– Хо-о-роший человек, – убежденно сказала лопарка, – такой человек – лучше тебе в целом свете не найти. Коли будет сватать – иди. – И я увидела ту же улыбку, как у Морея Ивановича и у женщин в Коле, когда они говорили о Крепсе. Должно быть, правда – очень хороший, подумала я. Люди, когда о нем говорят, – светлеют. И всем он – свой. – Ну мужички, выпивайте, что вам надо, уха кипит, – сказала хозяйка.
– А девушка? Девушке с холоду тоже надо выпить, – приглашал Калина Иванович, поставив на стол бутылку. Я отказалась, подсела к ухе. Пар, с клейким рыбьим запахом, стоял над большой деревянной чашкой. Мы доставали нежное розовое мясо кумжи.
– В жизни не едала ничего вкуснее! – сказала я.
Хозяйка стелила на полу оленьи спальные мешки – роввы.
– Отдыхайте с дороги!
Олений мех теплом охватил захолодевшие ноги. Я нырнула в мешок, опустила голову на розовую наволочку подушки.
– До чего хо-ро-шо! – Не успела рассмотреть светлый ламповый круг над столом, как сон схватил и унес в глубину веселого розового тумана.
«Мы наш, мы новый мир построим…»
Утром Калина Иванович на своем карбасе отвез нас в Мурманск.
– Ну, – спросил Герман, когда мы простились с Калиной Ивановичем, – вы куда?
– Пойду в облисполком, надо материал подготовить, выяснить возможный маршрут: завтра подъедут мои товарищи.
– А я в Колу, позаботиться о быке. Я его поручил Морею. Хотите – захвачу ваш рюкзак, или еще вернетесь в Колу?
– Лучше захватите, не знаю, успею ли еще в Колу. Кланяйтесь там.
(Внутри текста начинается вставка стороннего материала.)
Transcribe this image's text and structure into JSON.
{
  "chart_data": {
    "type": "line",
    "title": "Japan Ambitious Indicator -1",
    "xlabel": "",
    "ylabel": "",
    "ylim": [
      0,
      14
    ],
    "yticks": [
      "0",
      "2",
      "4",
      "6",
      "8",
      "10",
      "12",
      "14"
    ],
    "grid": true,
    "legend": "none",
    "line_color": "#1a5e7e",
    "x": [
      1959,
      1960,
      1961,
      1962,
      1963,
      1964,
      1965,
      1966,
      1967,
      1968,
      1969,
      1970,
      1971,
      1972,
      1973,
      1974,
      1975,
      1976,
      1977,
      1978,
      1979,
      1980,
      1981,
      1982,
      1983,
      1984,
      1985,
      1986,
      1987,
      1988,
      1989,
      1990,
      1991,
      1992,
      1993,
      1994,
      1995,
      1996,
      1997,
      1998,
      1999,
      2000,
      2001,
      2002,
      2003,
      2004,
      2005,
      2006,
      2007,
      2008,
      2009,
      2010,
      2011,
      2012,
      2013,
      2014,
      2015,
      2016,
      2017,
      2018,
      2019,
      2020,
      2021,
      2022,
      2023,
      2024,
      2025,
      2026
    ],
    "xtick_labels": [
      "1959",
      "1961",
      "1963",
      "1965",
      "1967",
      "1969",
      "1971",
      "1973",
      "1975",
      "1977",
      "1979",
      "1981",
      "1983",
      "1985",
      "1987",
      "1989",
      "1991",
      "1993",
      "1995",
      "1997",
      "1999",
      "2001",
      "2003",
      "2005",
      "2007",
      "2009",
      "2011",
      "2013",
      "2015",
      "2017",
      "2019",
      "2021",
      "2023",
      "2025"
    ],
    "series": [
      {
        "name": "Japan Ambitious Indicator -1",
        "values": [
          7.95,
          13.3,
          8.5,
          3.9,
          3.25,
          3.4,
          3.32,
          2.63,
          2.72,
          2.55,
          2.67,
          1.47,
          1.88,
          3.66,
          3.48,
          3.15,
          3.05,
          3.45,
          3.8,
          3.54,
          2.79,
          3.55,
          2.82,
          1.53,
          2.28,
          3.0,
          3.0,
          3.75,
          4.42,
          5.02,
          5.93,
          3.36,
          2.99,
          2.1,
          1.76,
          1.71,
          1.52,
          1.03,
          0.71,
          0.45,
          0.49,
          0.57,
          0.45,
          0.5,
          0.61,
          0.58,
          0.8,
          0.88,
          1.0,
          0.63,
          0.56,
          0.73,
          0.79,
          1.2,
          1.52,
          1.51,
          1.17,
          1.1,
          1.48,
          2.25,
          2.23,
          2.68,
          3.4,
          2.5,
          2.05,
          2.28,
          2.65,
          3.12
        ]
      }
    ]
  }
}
Я пошла по улице. Город только начинал строиться. На улицах торчали пеньки и кустики брусничника. Валялись щепки. Многие дома были наскоро сбиты из двух пластов фанеры, между которыми клали шлак и мох. Кое-где высились двухэтажные бревенчатые здания. «Мурманск двадцатых годов, – подумала я. – А каким он станет через десять лет?»
– Выстроим настоящий порт и настоящий город, вот тогда и смотрите! – словно отвечая мне, сказал чей-то голос. – Здравствуйте!
Вагонный попутчик нагонял меня.
– Все-таки я вас встретил! Устроили свои дела? – Он протянул мне руку.
– Здравствуйте. – Я посмотрела в его озорные серые глаза и улыбнулась. – Я в Коле была, песни записывала у Морея Ивановича и собрала неожиданно интересный исторический материал…
– Идем обедать в обкомовскую столовку, там и расскажете.
– А далеко?
– Нет, у будущей пристани, за второй Нахаловкой.
– У будущей? А теперь там что?
– Пока – ничего, пеньки. Но будет – центр города.
Парень гордо посмотрел на меня, хвалясь этим городом.
– Идем, – согласилась я. – Послушайте, а как вас зовут все-таки?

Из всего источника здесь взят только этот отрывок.